Question: Two blocks of masses $m_1$ = 1 kg and $m_2$ = 4 kg connected by an ideal un-deformed spring rest on ...

Question

Two blocks of masses $m_1$ = 1 kg and $m_2$ = 4 kg connected by an ideal un-deformed spring rest on a horizontal plane. The coefficient of friction between the blocks and the surface is equal to $\mu = \frac{1}{5}$ . What minimum constant force (in N) has to be applied in the horizontal direction to the block of mass $m_1$ in order to shift the other block? (Take g = 10 m/s²)

Answer 1

Solution

To find the minimum constant force $F$ required to shift block $m_2$ , we need to analyze the forces acting on both blocks at the moment $m_2$ just begins to move.

1. Condition for block $m_2$ to start moving:

Block $m_2$ will start moving when the spring force ( $F_s$ ) acting on it to the right overcomes the maximum static friction ( $f_{s2,max}$ ) acting on it to the left.

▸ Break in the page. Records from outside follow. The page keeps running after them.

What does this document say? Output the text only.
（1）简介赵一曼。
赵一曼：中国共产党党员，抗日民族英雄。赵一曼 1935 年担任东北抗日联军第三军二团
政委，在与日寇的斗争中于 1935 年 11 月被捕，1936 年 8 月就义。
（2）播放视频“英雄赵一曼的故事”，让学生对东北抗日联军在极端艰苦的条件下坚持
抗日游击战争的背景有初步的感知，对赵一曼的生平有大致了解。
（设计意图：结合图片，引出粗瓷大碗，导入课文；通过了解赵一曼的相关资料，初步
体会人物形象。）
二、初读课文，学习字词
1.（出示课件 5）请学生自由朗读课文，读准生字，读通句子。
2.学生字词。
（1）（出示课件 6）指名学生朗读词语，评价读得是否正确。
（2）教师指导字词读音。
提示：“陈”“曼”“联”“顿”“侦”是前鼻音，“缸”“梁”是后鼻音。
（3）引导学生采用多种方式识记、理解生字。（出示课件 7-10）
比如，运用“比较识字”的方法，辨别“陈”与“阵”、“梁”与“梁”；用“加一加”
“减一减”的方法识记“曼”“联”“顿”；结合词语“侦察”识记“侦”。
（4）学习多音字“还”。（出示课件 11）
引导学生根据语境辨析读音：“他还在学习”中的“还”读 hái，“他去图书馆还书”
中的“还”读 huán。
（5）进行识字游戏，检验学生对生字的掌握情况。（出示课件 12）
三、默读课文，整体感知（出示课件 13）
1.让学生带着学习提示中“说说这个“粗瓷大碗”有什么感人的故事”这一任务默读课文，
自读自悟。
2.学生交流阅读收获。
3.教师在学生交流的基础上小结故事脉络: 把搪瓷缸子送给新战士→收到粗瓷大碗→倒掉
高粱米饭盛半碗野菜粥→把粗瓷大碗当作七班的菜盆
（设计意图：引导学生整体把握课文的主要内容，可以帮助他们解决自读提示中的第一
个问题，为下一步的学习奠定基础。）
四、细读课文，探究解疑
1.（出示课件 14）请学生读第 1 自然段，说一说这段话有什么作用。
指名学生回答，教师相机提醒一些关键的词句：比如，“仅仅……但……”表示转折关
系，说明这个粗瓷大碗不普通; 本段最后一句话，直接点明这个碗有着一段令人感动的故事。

The maximum static friction on $m_2$ is given by:

$f_{s2,max} = \mu N_2 = \mu m_2 g$

For $m_2$ to just start moving, its acceleration $a_2$ is approximately zero. Therefore, the net force on $m_2$ is zero:

$F_s - f_{s2,max} = m_2 a_2 = 0$

$F_s = f_{s2,max}$

$F_s = \mu m_2 g$

2. Forces on block $m_1$ at the threshold:

At the instant $m_2$ just starts moving, the spring has stretched by an amount such that it exerts a force $F_s = \mu m_2 g$ on $m_2$ . This same spring force $F_s$ acts on $m_1$ to the left.

The applied force $F$ acts on $m_1$ to the right.

The maximum static friction ( $f_{s1,max}$ ) acts on $m_1$ to the left.

$f_{s1,max} = \mu N_1 = \mu m_1 g$

To find the minimum constant force $F$ , we assume that at this threshold, block $m_1$ is also on the verge of moving, meaning its acceleration $a_1$ is also approximately zero. If $m_1$ were accelerating, a larger force $F$ would be required.

The net force on $m_1$ is zero:

$F - F_s - f_{s1,max} = m_1 a_1 = 0$

$F = F_s + f_{s1,max}$

3. Substitute and Calculate:

Substitute the expressions for $F_s$ and $f_{s1,max}$ :

$F = \mu m_2 g + \mu m_1 g$

$F = \mu g (m_1 + m_2)$

Now, plug in the given values:

$m_1 = 1$ kg

$m_2 = 4$ kg

$\mu = \frac{1}{5}$

$g = 10$ m/s²

$F = \frac{1}{5} \times 10 \times (1 + 4)$

$F = 2 \times 5$

$F = 10$ N

The minimum constant force that has to be applied to block $m_1$ in order to shift block $m_2$ is 10 N.